La portata dei bisogni immediati, di base e salvavita, rimane immensa. Per esempio: ogni giorno sono necessari 17 milioni di litri di acqua pulita; sono necessarie 50.000 latrine, di cui 28.000 costruite; oltre 200.000 bambini non stanno ancora ricevendo nessun tipo di istruzione.
Il piano di risposta include il lavoro di preparazione per proteggere i rifugiati Rohingya dalle imminenti piogge monsoniche e da potenziali cicloni. Le prime stime indicano 100.000 rifugiati a rischio di inondazioni e frane quando arriveranno le piogge. Uno studio più recente mostra che fino a 220.000 persone rischiano lo sfollamento, la separazione delle famiglie e malattie. Prevenire la diffusione delle malattie è una priorità fondamentale. All’apice dell’epidemia di diarrea l’anno scorso, venivano segnalati fino a 10.000 casi ogni settimana. L’UNICEF si sta preparando per 40.483 casi in tre mesi.
Oltre 1.600 latrine sono state già dismesse per prevenire la contaminazione e la diffusione di malattie. C’è un solo centro per la cura della diarrea pienamente funzionante e l’UNICEF ne sta preparando altri quattro.
L’UNICEF ha già aperto 10 centri medici in zone sopraelevate e ne sta costruendo altri 9. Le strutture, fra cui scuole e spazi a misura di bambino e centri sanitari, a rischio di inondazioni e frane, sono state individuate e saranno rinforzate, dismesse o trasferite.

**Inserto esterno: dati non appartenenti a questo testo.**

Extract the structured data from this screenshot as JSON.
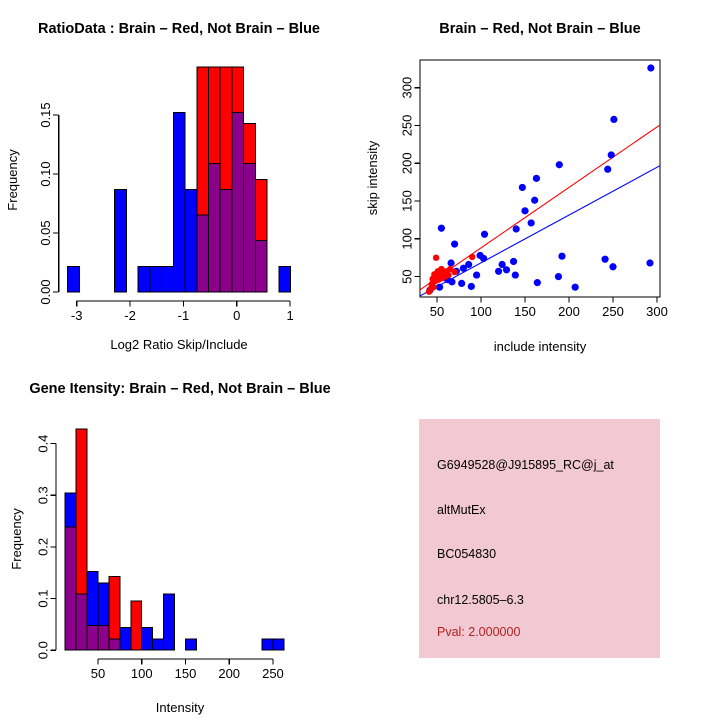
{
  "figure": {
    "background": "#ffffff"
  },
  "colors": {
    "red": "#ff0000",
    "blue": "#0000ff",
    "purple": "#8b008b",
    "axis": "#000000",
    "red_fit_line": "#ff0000",
    "blue_fit_line": "#0000ff"
  },
  "chart_data": [
    {
      "id": "ratio_histogram",
      "type": "bar",
      "title": "RatioData : Brain – Red, Not Brain – Blue",
      "xlabel": "Log2 Ratio Skip/Include",
      "ylabel": "Frequency",
      "legend": {
        "red": "Brain",
        "blue": "Not Brain"
      },
      "xlim": [
        -3.3372,
        1.1772
      ],
      "ylim": [
        -0.00762,
        0.19812
      ],
      "xtick_values": [
        -3,
        -2,
        -1,
        0,
        1
      ],
      "xtick_labels": [
        "-3",
        "-2",
        "-1",
        "0",
        "1"
      ],
      "ytick_values": [
        0,
        0.05,
        0.1,
        0.15
      ],
      "ytick_labels": [
        "0.00",
        "0.05",
        "0.10",
        "0.15"
      ],
      "grid": false,
      "bars": [
        {
          "x0": -3.17,
          "x1": -2.95,
          "blue": 0.0217,
          "red": 0
        },
        {
          "x0": -2.29,
          "x1": -2.07,
          "blue": 0.087,
          "red": 0
        },
        {
          "x0": -1.85,
          "x1": -1.63,
          "blue": 0.0217,
          "red": 0
        },
        {
          "x0": -1.63,
          "x1": -1.41,
          "blue": 0.0217,
          "red": 0
        },
        {
          "x0": -1.41,
          "x1": -1.19,
          "blue": 0.0217,
          "red": 0
        },
        {
          "x0": -1.19,
          "x1": -0.97,
          "blue": 0.1522,
          "red": 0
        },
        {
          "x0": -0.97,
          "x1": -0.75,
          "blue": 0.087,
          "red": 0
        },
        {
          "x0": -0.75,
          "x1": -0.53,
          "blue": 0.0652,
          "red": 0.1905
        },
        {
          "x0": -0.53,
          "x1": -0.31,
          "blue": 0.1087,
          "red": 0.1905
        },
        {
          "x0": -0.31,
          "x1": -0.09,
          "blue": 0.087,
          "red": 0.1905
        },
        {
          "x0": -0.09,
          "x1": 0.13,
          "blue": 0.1522,
          "red": 0.1905
        },
        {
          "x0": 0.13,
          "x1": 0.35,
          "blue": 0.1087,
          "red": 0.1429
        },
        {
          "x0": 0.35,
          "x1": 0.57,
          "blue": 0.0435,
          "red": 0.0952
        },
        {
          "x0": 0.79,
          "x1": 1.01,
          "blue": 0.0217,
          "red": 0
        }
      ]
    },
    {
      "id": "intensity_scatter",
      "type": "scatter",
      "title": "Brain – Red, Not Brain – Blue",
      "xlabel": "include intensity",
      "ylabel": "skip intensity",
      "xlim": [
        30.7,
        303.4
      ],
      "ylim": [
        23,
        336.6
      ],
      "xtick_values": [
        50,
        100,
        150,
        200,
        250,
        300
      ],
      "xtick_labels": [
        "50",
        "100",
        "150",
        "200",
        "250",
        "300"
      ],
      "ytick_values": [
        50,
        100,
        150,
        200,
        250,
        300
      ],
      "ytick_labels": [
        "50",
        "100",
        "150",
        "200",
        "250",
        "300"
      ],
      "grid": false,
      "frame_box": true,
      "series": [
        {
          "name": "Not Brain",
          "color_key": "blue",
          "points": [
            [
              42,
              32
            ],
            [
              53,
              36
            ],
            [
              55,
              114
            ],
            [
              62,
              46
            ],
            [
              66,
              68
            ],
            [
              67,
              43
            ],
            [
              70,
              93
            ],
            [
              72,
              57
            ],
            [
              78,
              41
            ],
            [
              80,
              61
            ],
            [
              86,
              66
            ],
            [
              89,
              37
            ],
            [
              95,
              52
            ],
            [
              99,
              78
            ],
            [
              103,
              74
            ],
            [
              104,
              106
            ],
            [
              120,
              57
            ],
            [
              124,
              66
            ],
            [
              129,
              59
            ],
            [
              137,
              70
            ],
            [
              139,
              52
            ],
            [
              140,
              113
            ],
            [
              147,
              168
            ],
            [
              150,
              137
            ],
            [
              157,
              121
            ],
            [
              161,
              151
            ],
            [
              163,
              180
            ],
            [
              164,
              42
            ],
            [
              188,
              50
            ],
            [
              189,
              198
            ],
            [
              192,
              77
            ],
            [
              207,
              36
            ],
            [
              241,
              73
            ],
            [
              244,
              192
            ],
            [
              248,
              211
            ],
            [
              250,
              63
            ],
            [
              251,
              258
            ],
            [
              292,
              68
            ],
            [
              293,
              326
            ]
          ]
        },
        {
          "name": "Brain",
          "color_key": "red",
          "points": [
            [
              41,
              30
            ],
            [
              43,
              34
            ],
            [
              44,
              40
            ],
            [
              45,
              47
            ],
            [
              46,
              36
            ],
            [
              47,
              53
            ],
            [
              48,
              44
            ],
            [
              49,
              75
            ],
            [
              50,
              50
            ],
            [
              51,
              57
            ],
            [
              52,
              46
            ],
            [
              53,
              53
            ],
            [
              55,
              60
            ],
            [
              56,
              48
            ],
            [
              57,
              55
            ],
            [
              59,
              50
            ],
            [
              61,
              57
            ],
            [
              63,
              52
            ],
            [
              65,
              60
            ],
            [
              70,
              56
            ],
            [
              90,
              76
            ]
          ]
        }
      ],
      "fit_lines": [
        {
          "color_key": "red",
          "slope": 0.8,
          "intercept": 8
        },
        {
          "color_key": "blue",
          "slope": 0.632,
          "intercept": 5
        }
      ]
    },
    {
      "id": "gene_intensity_histogram",
      "type": "bar",
      "title": "Gene Itensity: Brain – Red, Not Brain – Blue",
      "xlabel": "Intensity",
      "ylabel": "Frequency",
      "legend": {
        "red": "Brain",
        "blue": "Not Brain"
      },
      "xlim": [
        2,
        285.5
      ],
      "ylim": [
        -0.01714,
        0.44574
      ],
      "xtick_values": [
        50,
        100,
        150,
        200,
        250
      ],
      "xtick_labels": [
        "50",
        "100",
        "150",
        "200",
        "250"
      ],
      "ytick_values": [
        0,
        0.1,
        0.2,
        0.3,
        0.4
      ],
      "ytick_labels": [
        "0.0",
        "0.1",
        "0.2",
        "0.3",
        "0.4"
      ],
      "grid": false,
      "bars": [
        {
          "x0": 12.5,
          "x1": 25,
          "blue": 0.3043,
          "red": 0.2381
        },
        {
          "x0": 25,
          "x1": 37.5,
          "blue": 0.1087,
          "red": 0.4286
        },
        {
          "x0": 37.5,
          "x1": 50,
          "blue": 0.1522,
          "red": 0.0476
        },
        {
          "x0": 50,
          "x1": 62.5,
          "blue": 0.1304,
          "red": 0.0476
        },
        {
          "x0": 62.5,
          "x1": 75,
          "blue": 0.0217,
          "red": 0.1429
        },
        {
          "x0": 75,
          "x1": 87.5,
          "blue": 0.0435,
          "red": 0
        },
        {
          "x0": 87.5,
          "x1": 100,
          "blue": 0,
          "red": 0.0952
        },
        {
          "x0": 100,
          "x1": 112.5,
          "blue": 0.0435,
          "red": 0
        },
        {
          "x0": 112.5,
          "x1": 125,
          "blue": 0.0217,
          "red": 0
        },
        {
          "x0": 125,
          "x1": 137.5,
          "blue": 0.1087,
          "red": 0
        },
        {
          "x0": 150,
          "x1": 162.5,
          "blue": 0.0217,
          "red": 0
        },
        {
          "x0": 237.5,
          "x1": 250,
          "blue": 0.0217,
          "red": 0
        },
        {
          "x0": 250,
          "x1": 262.5,
          "blue": 0.0217,
          "red": 0
        }
      ]
    }
  ],
  "info_box": {
    "background": "#f8c2cc",
    "lines": [
      {
        "text": "G6949528@J915895_RC@j_at",
        "color": "#000000"
      },
      {
        "text": "altMutEx",
        "color": "#000000"
      },
      {
        "text": "BC054830",
        "color": "#000000"
      },
      {
        "text": "chr12.5805–6.3",
        "color": "#000000"
      },
      {
        "text": "Pval: 2.000000",
        "color": "#b22222"
      }
    ]
  }
}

Una volta che cominceranno le inondazioni, diventerà sempre più difficile raggiungere le famiglie con assistenza, e per loro raggiungere gli aiuti. L’UNICEF sta costruendo rifugi temporanei d’emergenza per prevenire la separazione delle famiglie e per assicurare una riunificazione rapida, se necessario. Gli aiuti verranno posizionati in precedenza presso un’unità logistica vicina ai campi e saranno spostati ai centri di distribuzione attraverso una rete di persone che li trasporteranno sulle loro schiene nel caso in cui l’accesso dovesse essere impossibile ai camion.
Esistono anche rischi nuovi e gravi. Le verifiche condotte a novembre e dicembre 2017 indicano che fino al 70% dei punti d’erogazione d’acqua sono stati contaminati dal batterio Escherichia coli. È attualmente in corso una ampia campagna di clorazione. Per i pozzi contaminati, è necessario smantellare le pompe manuali e mettere il cloro nell’acqua dei pozzi: 30 pozzi tubolari sono stati decontaminati finora. Nei prossimi giorni e settimane, migliaia di volontari aiuteranno a decontaminare l’acqua dei 6.000 punti d’erogazione nei campi. Lavoreranno ai punti d’erogazione fino a 20 ore al giorno, clorando le taniche e i secchi che le persone utilizzano per raccogliere l’acqua.